The Tax Hike Won't Derail The Recoveryby
Back in August, when President Clinton's five-year, $240 billion tax increase passed the Senate, critics predicted the worst. "Make no mistake," warned Senator Orrin G. Hatch (R-Utah), "these higher rates will cost jobs."
Well, a funny thing happened on the way to Armageddon. The economy, which was growing at an anemic 1.3% annual rate before the tax hike became law, expanded at more than twice that rate during the second half. What's more, economists figure growth reached 4% or more in the fourth quarter. And in the six months since Clinton signed the measure, nearly a million new jobs have been created, while personal consumption has grown by close to 4%.
Does all this mean that the road to economic nirvana is paved with tax hikes? Even self-promoting Clintonites don't believe that. But it does suggest that fears about the impact of a modest tax increase were overblown.
The 1993 law raised corporate rates, boosted the gasoline tax by a nickel a gallon, and whacked the wealthiest 1% with a hefty rate increase. But the biggest hits were retroactive to Jan. 1, 1993. The upshot? "If there was going to be a dramatic impact, we would have seen it," says Peter R. Merrill, a senior tax economist at Price Waterhouse.
GAMESMANSHIP. So what went right? The main reason the tax bill faded in macroeconomic importance was its small size. The measure's roughly $20 billion a year in individual tax hikes amount to less than 0.5% of personal income. That impact is dwarfed by bigger changes in the economy--namely, the cyclical upturn after nearly four years in the doldrums, and the sharp drop in interest rates.
Moreover, the tax rise may be even smaller than advertised. Analysts such as Harvard University economist Martin S. Feldstein argue that the measure will fail to raise much revenue because smart taxpayers will duck higher levies by shifting income to capital gains or buying bigger houses with larger mortgage deductions. Joel Prakken, an economist at Laurence H. Meyer & Associates, estimates that this gamesmanship will trim the Treasury Dept.'s anticipated receipts by 20%.
O.K., the law's critics insist, it didn't have much impact in 1993. But just wait until this year, when higher taxes show up in withholding and people file their '93 returns.
If the tax law hurt Joe Lunchbucket, this argument might have merit. But the targets of the measure are more sophisticated. Half of those who make more than $200,000 pay estimated taxes each quarter and would have felt its impact as early as last September. For them, writing a bigger check on Apr. 15 "won't come as a big shock," says Randall Weiss, an economist at Deloitte & Touche.
REINING THE FED. That said, was the tax increase a good thing? To the degree that it took money out of citizens' pockets and trimmed private savings, the answer is no. But if the measure helped forge a deficit-reduction plan that the bond markets found credible, it probably deserves some credit for 1993's falling interest rates.

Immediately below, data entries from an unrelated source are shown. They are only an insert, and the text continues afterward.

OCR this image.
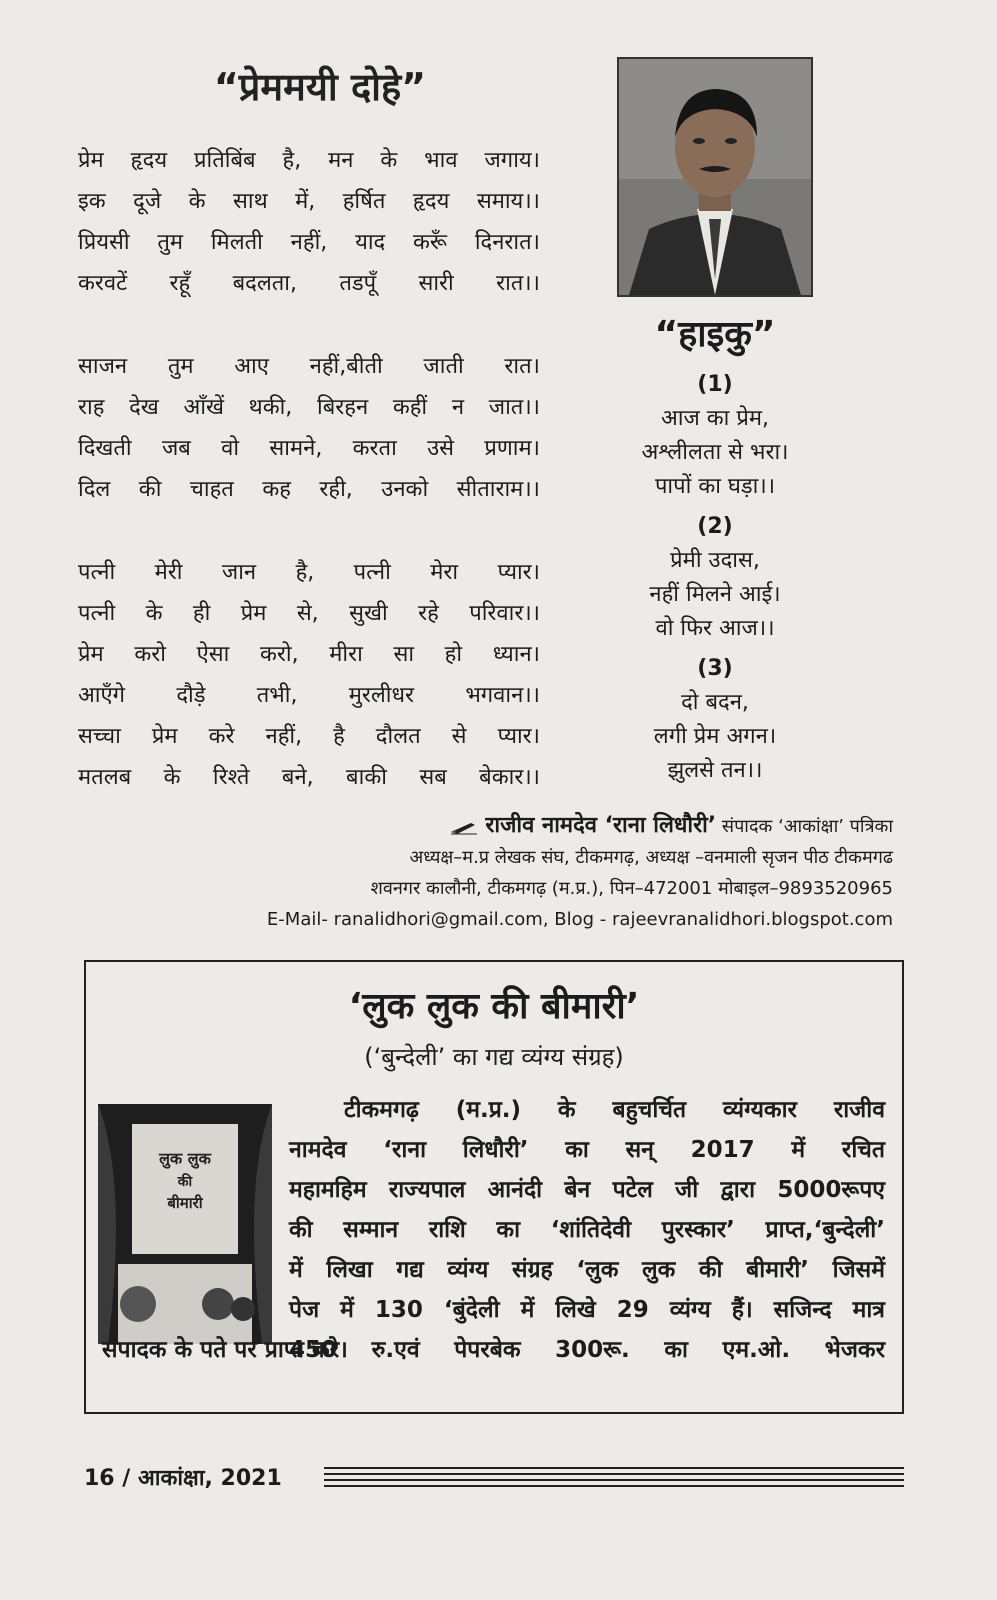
“प्रेममयी दोहे”
प्रेम हृदय प्रतिबिंब है, मन के भाव जगाय।
इक दूजे के साथ में, हर्षित हृदय समाय।।
प्रियसी तुम मिलती नहीं, याद करूँ दिनरात।
करवटें रहूँ बदलता, तडपूँ सारी रात।।
साजन तुम आए नहीं,बीती जाती रात।
राह देख आँखें थकी, बिरहन कहीं न जात।।
दिखती जब वो सामने, करता उसे प्रणाम।
दिल की चाहत कह रही, उनको सीताराम।।
पत्नी मेरी जान है, पत्नी मेरा प्यार।
पत्नी के ही प्रेम से, सुखी रहे परिवार।।
प्रेम करो ऐसा करो, मीरा सा हो ध्यान।
आएँगे दौड़े तभी, मुरलीधर भगवान।।
सच्चा प्रेम करे नहीं, है दौलत से प्यार।
मतलब के रिश्ते बने, बाकी सब बेकार।।
“हाइकु”
(1)
आज का प्रेम,
अश्लीलता से भरा।
पापों का घड़ा।।
(2)
प्रेमी उदास,
नहीं मिलने आई।
वो फिर आज।।
(3)
दो बदन,
लगी प्रेम अगन।
झुलसे तन।।
राजीव नामदेव ‘राना लिधौरी’ संपादक ‘आकांक्षा’ पत्रिका
अध्यक्ष–म.प्र लेखक संघ, टीकमगढ़, अध्यक्ष –वनमाली सृजन पीठ टीकमगढ
शवनगर कालौनी, टीकमगढ़ (म.प्र.), पिन–472001 मोबाइल–9893520965
E-Mail- ranalidhori@gmail.com, Blog - rajeevranalidhori.blogspot.com
‘लुक लुक की बीमारी’
(‘बुन्देली’ का गद्य व्यंग्य संग्रह)
लुक लुक
की
बीमारी
टीकमगढ़ (म.प्र.) के बहुचर्चित व्यंग्यकार राजीव
नामदेव ‘राना लिधौरी’ का सन् 2017 में रचित
महामहिम राज्यपाल आनंदी बेन पटेल जी द्वारा 5000रूपए
की सम्मान राशि का ‘शांतिदेवी पुरस्कार’ प्राप्त,‘बुन्देली’
में लिखा गद्य व्यंग्य संग्रह ‘लुक लुक की बीमारी’ जिसमें
पेज में 130 ‘बुंदेली में लिखे 29 व्यंग्य हैं। सजिन्द मात्र
450 रु.एवं पेपरबेक 300रू. का एम.ओ. भेजकर
संपादक के पते पर प्राप्त करे।
16 / आकांक्षा, 2021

The rate drop may even offset much of the short-run drag of the tax hike itself. And the budget deal may have helped persuade the Federal Reserve to stay off the monetary brakes last summer.
The 1993 budget package would have been improved if the plan had included more spending cuts and fewer taxes. But with the Democrats in control of the White House and Congress, any budget measure had to include higher taxes on the rich. As it happened, this one came just as the economy started gaining momentum on its own--the best possible time to hike taxes. Just ask Ronald Reagan, who signed a much bigger tax increase in 1982--and watched the economy grow nonstop for six years.